HHS said on Thursday it is “supercharging” the way it reviews compliance audits for programs that receive federal health funding, expanding its use of artificial intelligence to help detect issues that officials say require attention. The department announced the new approach as it evaluates audit reports from states and other recipients on an ongoing basis, using tools that include ChatGPT to examine large volumes of documentation.

HHS’s finance leadership described the change as an effort to move beyond a system in which required audits can pile up without follow-through. Gustav Chiarello, the assistant secretary for financial resources who is leading the program, said the department plans to “dig into” audit submissions rather than treating them as paperwork that “lands with a thud and no one does anything about it.”

The initiative is designed around the federal audit requirement that applies to states, local governments, nonprofits and higher education institutions that spend at least $1 million in federal money each year. Those entities are required to submit annual audits, and HHS said the new initiative will use AI to analyze those audit reports from HHS-funded programs, including state Medicaid programs and federal grantees in areas such as research and addiction services.

HHS said recipients that do not file the required reports or do not resolve problems identified in them could face loss of funding. The department said it has already begun formal outreach, stating it sent letters to governors and treasurers in all 50 states to notify them of the new enforcement approach.

One of the letters reviewed by the Associated Press told state officials that HHS will no longer treat chronic audit noncompliance, repeat deficiencies, material weaknesses or delinquent audit obligations as matters that may remain unresolved through indefinite informal follow-up. HHS officials said the change reflects a broader push to pursue accountability in programs funded with federal health dollars.

The announcement also builds on HHS’s earlier adoption of generative AI for work tied to Medicaid investigations, administrative tasks and text editing, HHS said. In discussing the program’s safeguards, Chiarello said officials were evaluating public reports rather than uncovering new information, and he said the tools are intended to help grantees become better stewards of federal dollars.

The announcement comes as the Trump administration and Vice President JD Vance’s anti-fraud task force have promoted crackdowns in Medicaid and Medicare, as well as efforts aimed at student loan applications and other areas. The use of AI technology to flag likely fraud has been part of that broader effort, according to remarks by Federal Trade Commission Chairman Andrew Ferguson in a Fox News appearance.

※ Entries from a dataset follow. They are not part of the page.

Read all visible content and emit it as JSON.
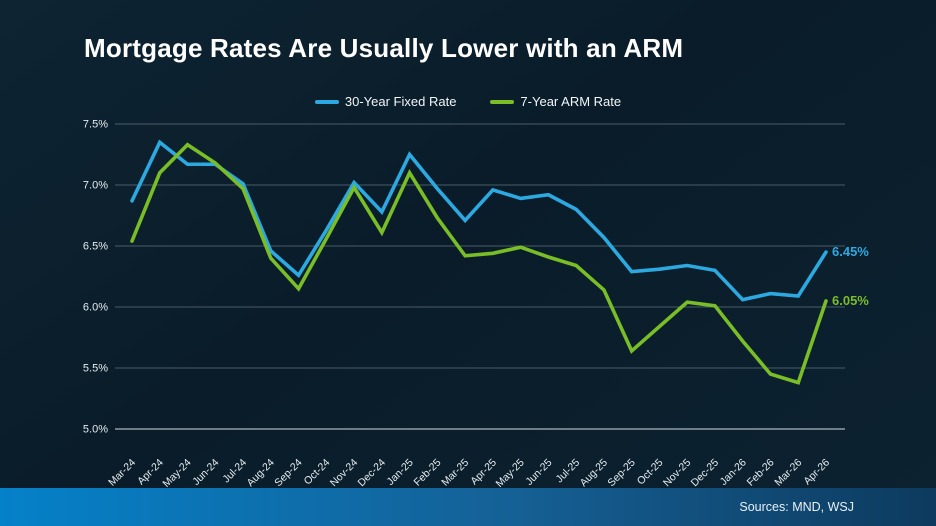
{
  "title": "Mortgage Rates Are Usually Lower with an ARM",
  "legend": {
    "items": [
      {
        "label": "30-Year Fixed Rate",
        "color": "#2da9e1"
      },
      {
        "label": "7-Year ARM Rate",
        "color": "#79bd27"
      }
    ]
  },
  "end_labels": {
    "fixed": "6.45%",
    "arm": "6.05%"
  },
  "footer": {
    "sources": "Sources: MND, WSJ"
  },
  "colors": {
    "fixed_line": "#2da9e1",
    "arm_line": "#79bd27",
    "background": "#0b1e2b",
    "gridline": "#8a99a3",
    "axis_text": "#e6ecef",
    "footer_left": "#0581c9",
    "footer_right": "#0d3a5e"
  },
  "chart_data": {
    "type": "line",
    "title": "Mortgage Rates Are Usually Lower with an ARM",
    "categories": [
      "Mar-24",
      "Apr-24",
      "May-24",
      "Jun-24",
      "Jul-24",
      "Aug-24",
      "Sep-24",
      "Oct-24",
      "Nov-24",
      "Dec-24",
      "Jan-25",
      "Feb-25",
      "Mar-25",
      "Apr-25",
      "May-25",
      "Jun-25",
      "Jul-25",
      "Aug-25",
      "Sep-25",
      "Oct-25",
      "Nov-25",
      "Dec-25",
      "Jan-26",
      "Feb-26",
      "Mar-26",
      "Apr-26"
    ],
    "series": [
      {
        "name": "30-Year Fixed Rate",
        "color": "#2da9e1",
        "values": [
          6.87,
          7.35,
          7.17,
          7.17,
          7.01,
          6.46,
          6.26,
          6.63,
          7.02,
          6.78,
          7.25,
          6.97,
          6.71,
          6.96,
          6.89,
          6.92,
          6.8,
          6.57,
          6.29,
          6.31,
          6.34,
          6.3,
          6.06,
          6.11,
          6.09,
          6.45
        ],
        "end_label": "6.45%"
      },
      {
        "name": "7-Year ARM Rate",
        "color": "#79bd27",
        "values": [
          6.54,
          7.1,
          7.33,
          7.18,
          6.97,
          6.4,
          6.15,
          6.56,
          6.98,
          6.61,
          7.1,
          6.73,
          6.42,
          6.44,
          6.49,
          6.41,
          6.34,
          6.14,
          5.64,
          5.84,
          6.04,
          6.01,
          5.72,
          5.45,
          5.38,
          6.05
        ],
        "end_label": "6.05%"
      }
    ],
    "xlabel": "",
    "ylabel": "",
    "ytick_labels": [
      "7.5%",
      "7.0%",
      "6.5%",
      "6.0%",
      "5.5%",
      "5.0%"
    ],
    "ylim": [
      5.0,
      7.5
    ],
    "grid": true,
    "legend_position": "top-center"
  }
}
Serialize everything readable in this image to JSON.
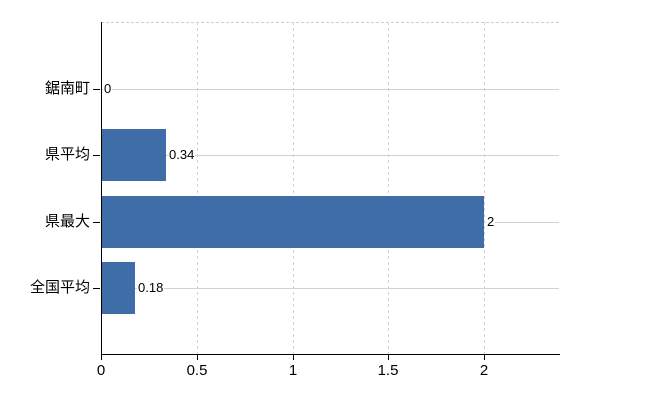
{
  "chart_data": {
    "type": "bar",
    "orientation": "horizontal",
    "title": "",
    "xlabel": "",
    "ylabel": "",
    "categories": [
      "鋸南町",
      "県平均",
      "県最大",
      "全国平均"
    ],
    "values": [
      0,
      0.34,
      2,
      0.18
    ],
    "value_labels": [
      "0",
      "0.34",
      "2",
      "0.18"
    ],
    "x_ticks": [
      0,
      0.5,
      1,
      1.5,
      2
    ],
    "x_tick_labels": [
      "0",
      "0.5",
      "1",
      "1.5",
      "2"
    ],
    "xlim": [
      0,
      2.4
    ],
    "grid": true,
    "legend": false,
    "colors": {
      "bar": "#3f6da8",
      "h_gridline": "#ccd5cb",
      "v_gridline": "#d8d0d9",
      "plot_top_border": "#d2ccd2",
      "axis": "#000000",
      "text": "#000000",
      "background": "#ffffff"
    }
  }
}
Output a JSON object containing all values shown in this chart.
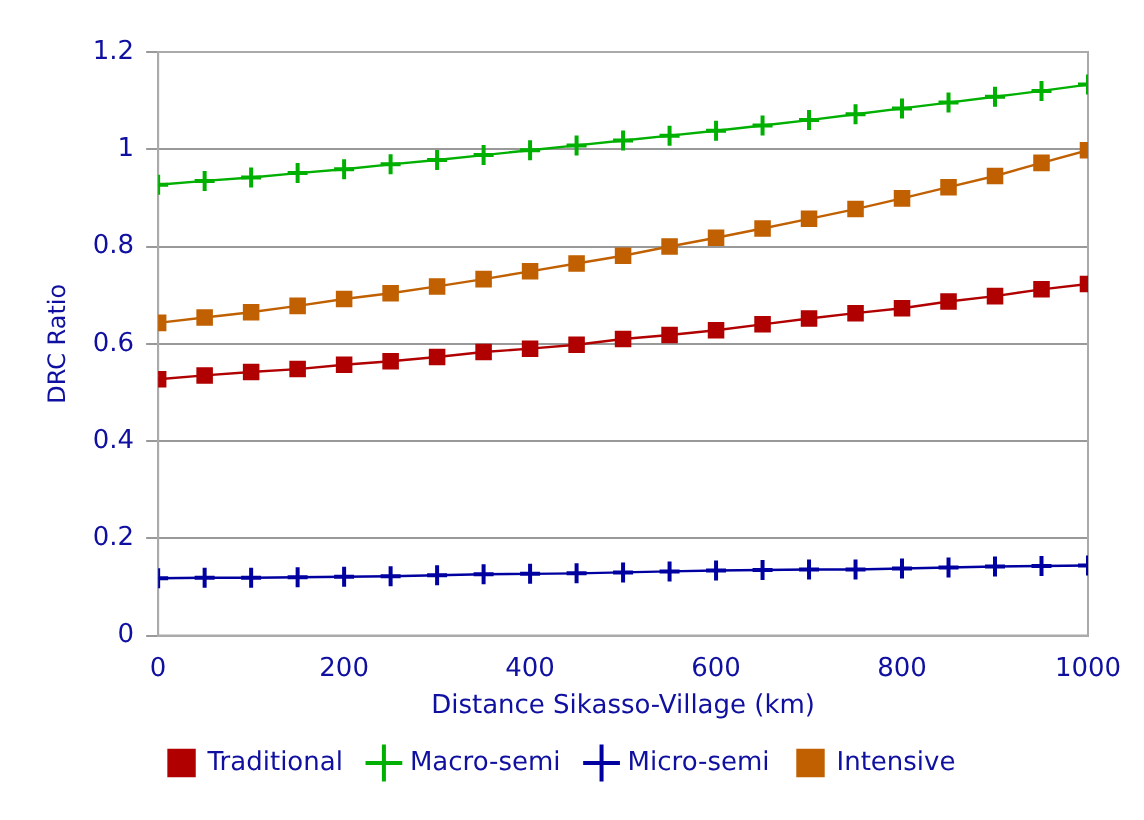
{
  "chart_data": {
    "type": "line",
    "xlabel": "Distance Sikasso-Village (km)",
    "ylabel": "DRC Ratio",
    "x": [
      0,
      50,
      100,
      150,
      200,
      250,
      300,
      350,
      400,
      450,
      500,
      550,
      600,
      650,
      700,
      750,
      800,
      850,
      900,
      950,
      1000
    ],
    "xlim": [
      0,
      1000
    ],
    "xticks": [
      0,
      200,
      400,
      600,
      800,
      1000
    ],
    "ylim": [
      0,
      1.2
    ],
    "yticks": [
      0,
      0.2,
      0.4,
      0.6,
      0.8,
      1,
      1.2
    ],
    "grid": "y",
    "legend": "bottom",
    "series": [
      {
        "name": "Traditional",
        "color": "#b00000",
        "marker": "square",
        "values": [
          0.527,
          0.535,
          0.542,
          0.548,
          0.557,
          0.564,
          0.573,
          0.583,
          0.59,
          0.598,
          0.61,
          0.618,
          0.628,
          0.64,
          0.652,
          0.663,
          0.673,
          0.687,
          0.698,
          0.712,
          0.723
        ]
      },
      {
        "name": "Macro-semi",
        "color": "#00b000",
        "marker": "cross",
        "values": [
          0.927,
          0.935,
          0.942,
          0.951,
          0.959,
          0.969,
          0.978,
          0.988,
          0.998,
          1.008,
          1.018,
          1.028,
          1.038,
          1.049,
          1.06,
          1.072,
          1.084,
          1.096,
          1.108,
          1.12,
          1.133
        ]
      },
      {
        "name": "Micro-semi",
        "color": "#0000a0",
        "marker": "cross",
        "values": [
          0.118,
          0.119,
          0.119,
          0.12,
          0.121,
          0.122,
          0.124,
          0.126,
          0.127,
          0.128,
          0.13,
          0.132,
          0.134,
          0.135,
          0.136,
          0.136,
          0.138,
          0.14,
          0.142,
          0.143,
          0.144
        ]
      },
      {
        "name": "Intensive",
        "color": "#c06000",
        "marker": "square",
        "values": [
          0.643,
          0.654,
          0.665,
          0.678,
          0.692,
          0.704,
          0.718,
          0.733,
          0.749,
          0.765,
          0.781,
          0.8,
          0.818,
          0.837,
          0.857,
          0.877,
          0.899,
          0.922,
          0.945,
          0.972,
          0.998
        ]
      }
    ]
  }
}
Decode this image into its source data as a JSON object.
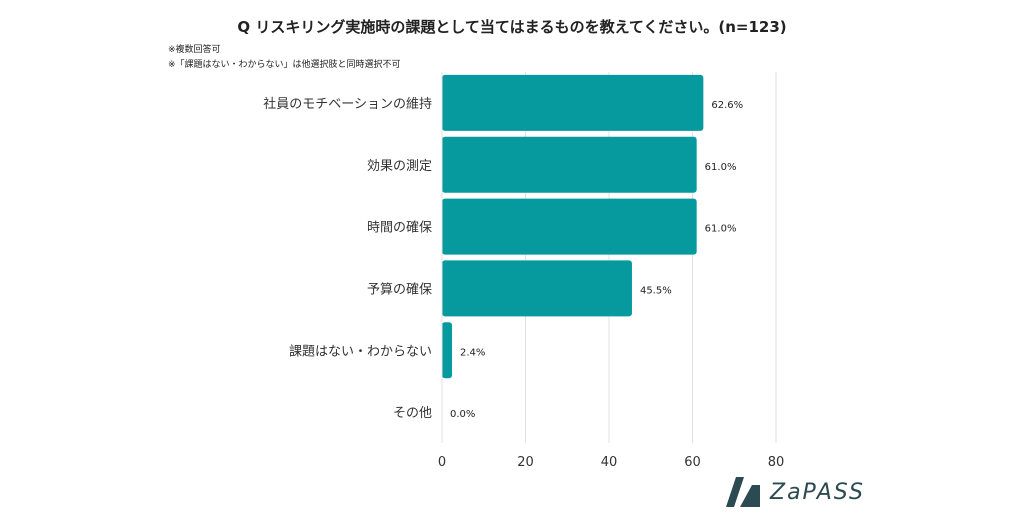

Critics said the administration’s approach is not sufficiently concerned with fraud as such, and they questioned whether AI can be used fairly and nonpartisanly in the compliance process. Rob Weissman, co-president of Public Citizen, said he does not trust the administration to use AI tools in a fair and nonpartisan way, describing the AI as “kind of beside the point” in assessing what the administration’s objectives are.

HHS acknowledged to the Associated Press, in at least one instance, that it made a major mistake in data used to help justify a New York Medicaid fraud investigation. Asked about safeguards against the AI tools making mistakes, Chiarello said HHS was reviewing public reports and said the program’s intent was to support more effective compliance by recipients of federal funds.

At the same time, Chiarello said he has been in contact with counterparts in other federal departments, suggesting the department hopes other agencies would adopt similar technology. He said it would be “fairly easy” for other agencies to use HHS’s technology and “jump on it,” framing the move as a model the government could extend more widely.

In interviews and letters tied to the program, HHS presented the expansion as a targeted effort to increase enforcement against audit noncompliance and to identify issues earlier, using AI tools to process audit reports at scale. The department’s rollout, however, also underlines the challenge of using AI systems in government oversight—particularly when officials and critics raise concerns about accuracy, errors and potential biases.